ビレーの酒場で、ラーンが豪快な笑い声を上げている。イシェは眉間にしわを寄せながら、彼の隣に座って酒を一口飲む。ラーンの目の前には、テルヘルが冷えた視線を送っている。
「また大穴が見つかったとでも言いたいのか?」テルヘルの声は冷たく、鋭い。ラーンは少しだけ縮こまった。
「いや、そんな…今日はいいもの見つけたんだ。」ラーンはテーブルの上に小さな石を置いた。「古代の技術でできたらしい。価値があるんじゃないか?」
イシェが石を手に取り、目を細める。「確かに珍しいものだけど…大穴と比較するのは難しいね。」
テルヘルは石を見下ろしながら、「時間の問題だ。いつかはあの大穴も見つかるだろう。」と呟いた。その視線はラーンの顔から、イシェの顔へと移った。イシェは一瞬、テルヘルの視線に言葉を失いそうになる。だが、すぐに冷静さを取り戻し、石をテーブルに戻した。

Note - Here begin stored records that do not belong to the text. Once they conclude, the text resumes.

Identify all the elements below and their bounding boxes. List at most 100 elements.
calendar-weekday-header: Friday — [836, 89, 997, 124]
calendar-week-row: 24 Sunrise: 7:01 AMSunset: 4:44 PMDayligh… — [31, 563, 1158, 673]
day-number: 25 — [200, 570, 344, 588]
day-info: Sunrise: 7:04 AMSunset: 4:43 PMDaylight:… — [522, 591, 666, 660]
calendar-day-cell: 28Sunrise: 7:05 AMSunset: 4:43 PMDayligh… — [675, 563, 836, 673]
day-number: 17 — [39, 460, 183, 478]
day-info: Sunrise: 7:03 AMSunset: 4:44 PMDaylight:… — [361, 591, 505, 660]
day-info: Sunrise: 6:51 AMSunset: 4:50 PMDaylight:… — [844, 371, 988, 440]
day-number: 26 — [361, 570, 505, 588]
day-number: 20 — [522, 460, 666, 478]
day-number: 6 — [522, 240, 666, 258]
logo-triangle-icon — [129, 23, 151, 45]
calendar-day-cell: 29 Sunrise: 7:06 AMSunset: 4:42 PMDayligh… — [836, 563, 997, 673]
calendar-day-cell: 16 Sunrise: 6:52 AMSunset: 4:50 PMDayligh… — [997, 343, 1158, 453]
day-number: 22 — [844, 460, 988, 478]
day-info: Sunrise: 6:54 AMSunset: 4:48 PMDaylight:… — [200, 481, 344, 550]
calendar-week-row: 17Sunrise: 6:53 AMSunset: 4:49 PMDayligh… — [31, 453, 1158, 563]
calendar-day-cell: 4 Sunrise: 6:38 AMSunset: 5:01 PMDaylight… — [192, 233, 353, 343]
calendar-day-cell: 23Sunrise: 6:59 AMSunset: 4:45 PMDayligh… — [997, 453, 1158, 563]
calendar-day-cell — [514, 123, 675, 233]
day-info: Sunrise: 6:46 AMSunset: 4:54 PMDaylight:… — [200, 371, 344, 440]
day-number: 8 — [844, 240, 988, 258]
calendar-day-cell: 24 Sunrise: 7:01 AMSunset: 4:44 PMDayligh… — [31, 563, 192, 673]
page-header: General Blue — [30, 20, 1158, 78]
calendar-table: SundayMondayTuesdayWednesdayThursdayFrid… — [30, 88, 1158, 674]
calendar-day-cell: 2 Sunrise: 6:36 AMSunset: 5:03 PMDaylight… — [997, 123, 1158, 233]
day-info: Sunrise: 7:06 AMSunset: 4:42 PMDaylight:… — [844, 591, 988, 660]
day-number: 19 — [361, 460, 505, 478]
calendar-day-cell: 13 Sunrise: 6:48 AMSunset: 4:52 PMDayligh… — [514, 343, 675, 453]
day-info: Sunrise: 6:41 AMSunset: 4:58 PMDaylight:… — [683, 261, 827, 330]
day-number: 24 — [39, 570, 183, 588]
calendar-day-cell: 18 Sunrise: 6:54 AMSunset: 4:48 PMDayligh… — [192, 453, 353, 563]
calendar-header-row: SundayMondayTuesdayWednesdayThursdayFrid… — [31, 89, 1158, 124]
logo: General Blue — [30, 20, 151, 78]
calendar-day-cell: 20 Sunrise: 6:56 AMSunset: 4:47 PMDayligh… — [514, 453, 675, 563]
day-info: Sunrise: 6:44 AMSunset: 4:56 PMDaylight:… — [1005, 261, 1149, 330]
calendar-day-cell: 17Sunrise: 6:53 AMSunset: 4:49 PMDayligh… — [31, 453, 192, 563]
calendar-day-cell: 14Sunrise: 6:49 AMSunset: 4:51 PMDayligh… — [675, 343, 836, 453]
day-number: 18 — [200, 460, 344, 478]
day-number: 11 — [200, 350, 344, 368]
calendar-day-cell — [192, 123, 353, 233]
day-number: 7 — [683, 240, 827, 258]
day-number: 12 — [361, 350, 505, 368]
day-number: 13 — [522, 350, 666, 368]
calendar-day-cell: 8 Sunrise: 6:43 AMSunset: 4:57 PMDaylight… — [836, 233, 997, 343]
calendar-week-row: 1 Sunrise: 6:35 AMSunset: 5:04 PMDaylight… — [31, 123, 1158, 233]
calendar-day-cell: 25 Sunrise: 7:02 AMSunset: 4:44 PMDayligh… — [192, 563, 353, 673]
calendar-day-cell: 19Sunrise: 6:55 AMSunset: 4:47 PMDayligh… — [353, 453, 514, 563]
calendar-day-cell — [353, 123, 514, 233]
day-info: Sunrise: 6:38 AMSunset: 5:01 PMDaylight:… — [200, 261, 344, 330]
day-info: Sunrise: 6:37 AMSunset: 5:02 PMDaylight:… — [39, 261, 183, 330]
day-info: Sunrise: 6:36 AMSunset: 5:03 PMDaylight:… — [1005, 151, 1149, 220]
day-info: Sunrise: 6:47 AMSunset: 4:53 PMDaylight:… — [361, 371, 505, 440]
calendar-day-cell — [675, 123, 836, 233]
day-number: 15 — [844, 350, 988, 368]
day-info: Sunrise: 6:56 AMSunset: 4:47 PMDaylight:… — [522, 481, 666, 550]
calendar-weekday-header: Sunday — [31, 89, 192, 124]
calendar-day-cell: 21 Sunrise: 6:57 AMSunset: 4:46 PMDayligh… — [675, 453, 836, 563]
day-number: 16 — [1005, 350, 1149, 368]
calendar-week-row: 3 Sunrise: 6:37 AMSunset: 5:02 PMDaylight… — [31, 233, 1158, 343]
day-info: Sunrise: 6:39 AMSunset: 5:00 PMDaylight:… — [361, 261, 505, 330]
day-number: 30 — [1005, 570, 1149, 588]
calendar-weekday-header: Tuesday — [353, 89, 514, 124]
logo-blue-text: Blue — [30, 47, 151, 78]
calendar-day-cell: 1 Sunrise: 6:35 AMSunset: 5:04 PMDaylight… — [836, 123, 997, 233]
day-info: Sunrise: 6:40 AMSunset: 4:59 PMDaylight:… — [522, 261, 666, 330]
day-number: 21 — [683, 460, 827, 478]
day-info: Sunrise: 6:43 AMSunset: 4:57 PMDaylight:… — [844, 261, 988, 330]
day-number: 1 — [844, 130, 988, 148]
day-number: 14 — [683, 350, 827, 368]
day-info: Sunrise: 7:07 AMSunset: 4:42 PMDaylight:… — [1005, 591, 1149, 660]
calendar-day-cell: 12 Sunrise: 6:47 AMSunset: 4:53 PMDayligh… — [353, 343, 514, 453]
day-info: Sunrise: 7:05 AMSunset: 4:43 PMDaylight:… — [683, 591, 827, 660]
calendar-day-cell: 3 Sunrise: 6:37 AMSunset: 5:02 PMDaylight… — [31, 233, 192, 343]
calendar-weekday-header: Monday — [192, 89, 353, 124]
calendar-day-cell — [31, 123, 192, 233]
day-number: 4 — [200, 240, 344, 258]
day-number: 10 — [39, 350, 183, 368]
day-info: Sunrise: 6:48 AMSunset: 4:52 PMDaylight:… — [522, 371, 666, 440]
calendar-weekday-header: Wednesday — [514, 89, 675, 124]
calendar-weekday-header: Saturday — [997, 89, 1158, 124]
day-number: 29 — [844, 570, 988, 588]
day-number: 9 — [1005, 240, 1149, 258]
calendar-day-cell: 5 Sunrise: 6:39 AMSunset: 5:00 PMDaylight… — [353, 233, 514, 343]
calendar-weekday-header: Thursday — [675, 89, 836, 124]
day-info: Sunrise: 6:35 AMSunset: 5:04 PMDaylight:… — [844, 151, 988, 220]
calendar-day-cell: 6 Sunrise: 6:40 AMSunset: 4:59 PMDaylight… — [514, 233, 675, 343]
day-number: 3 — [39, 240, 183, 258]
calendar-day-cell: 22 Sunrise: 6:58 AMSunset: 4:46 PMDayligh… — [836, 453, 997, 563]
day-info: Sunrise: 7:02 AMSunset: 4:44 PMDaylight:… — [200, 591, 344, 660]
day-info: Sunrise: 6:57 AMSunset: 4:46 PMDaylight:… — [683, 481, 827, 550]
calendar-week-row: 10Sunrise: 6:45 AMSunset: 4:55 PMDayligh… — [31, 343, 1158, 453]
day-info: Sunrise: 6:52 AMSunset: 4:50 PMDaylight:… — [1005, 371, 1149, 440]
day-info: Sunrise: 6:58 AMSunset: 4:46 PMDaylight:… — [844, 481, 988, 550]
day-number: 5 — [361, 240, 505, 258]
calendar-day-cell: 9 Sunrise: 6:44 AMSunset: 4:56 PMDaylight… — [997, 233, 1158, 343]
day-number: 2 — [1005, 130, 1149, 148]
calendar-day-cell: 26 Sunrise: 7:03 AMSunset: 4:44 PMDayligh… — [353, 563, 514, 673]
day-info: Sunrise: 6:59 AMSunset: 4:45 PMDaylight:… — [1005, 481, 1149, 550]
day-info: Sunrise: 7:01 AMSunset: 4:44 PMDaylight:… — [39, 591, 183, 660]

「大穴の話はいいでしょう。今日の成果について話すべきだ。」イシェは硬い声で言った。「遺跡から持ち帰った遺物には価値があるようだ。調査の結果が楽しみだ。」
ラーンの顔色が曇る。「そうだな…でも、あの遺物…何か変だと思うんだ。」
「変?」テルヘルが眉をひそめた。「具体的に説明しろ。」
ラーンはためらった後、小さく呟いた。「あの…あの遺物に刻まれた模様…どこかで見たような気がするんだ。」
イシェはラーンの視線に従って遺物を見つめる。確かに、複雑な模様はどこかで見たことがあるような気がした。しかし、すぐに否定した。「そんなことはありえない。あの遺跡は未開拓の場所だ。」
「でも…」ラーンの言葉が途絶える前に、 tavernのドアが開いた。背の高い男が、店の中をゆっくりと見回す。その男は、まるで影のように暗く、そしてどこか不気味な雰囲気を漂わせていた。彼はテーブルに近づき、テルヘルに視線を向けた。
「お待たせしました。」男は低い声で言った。「準備は整いました。」
テルヘルは男の目を見つめ返すと、小さく頷いた。その後、三人は立ち上がり、店を後にした。ラーンとイシェは、後ろ髪を引かれる思いで、男の姿を見送った。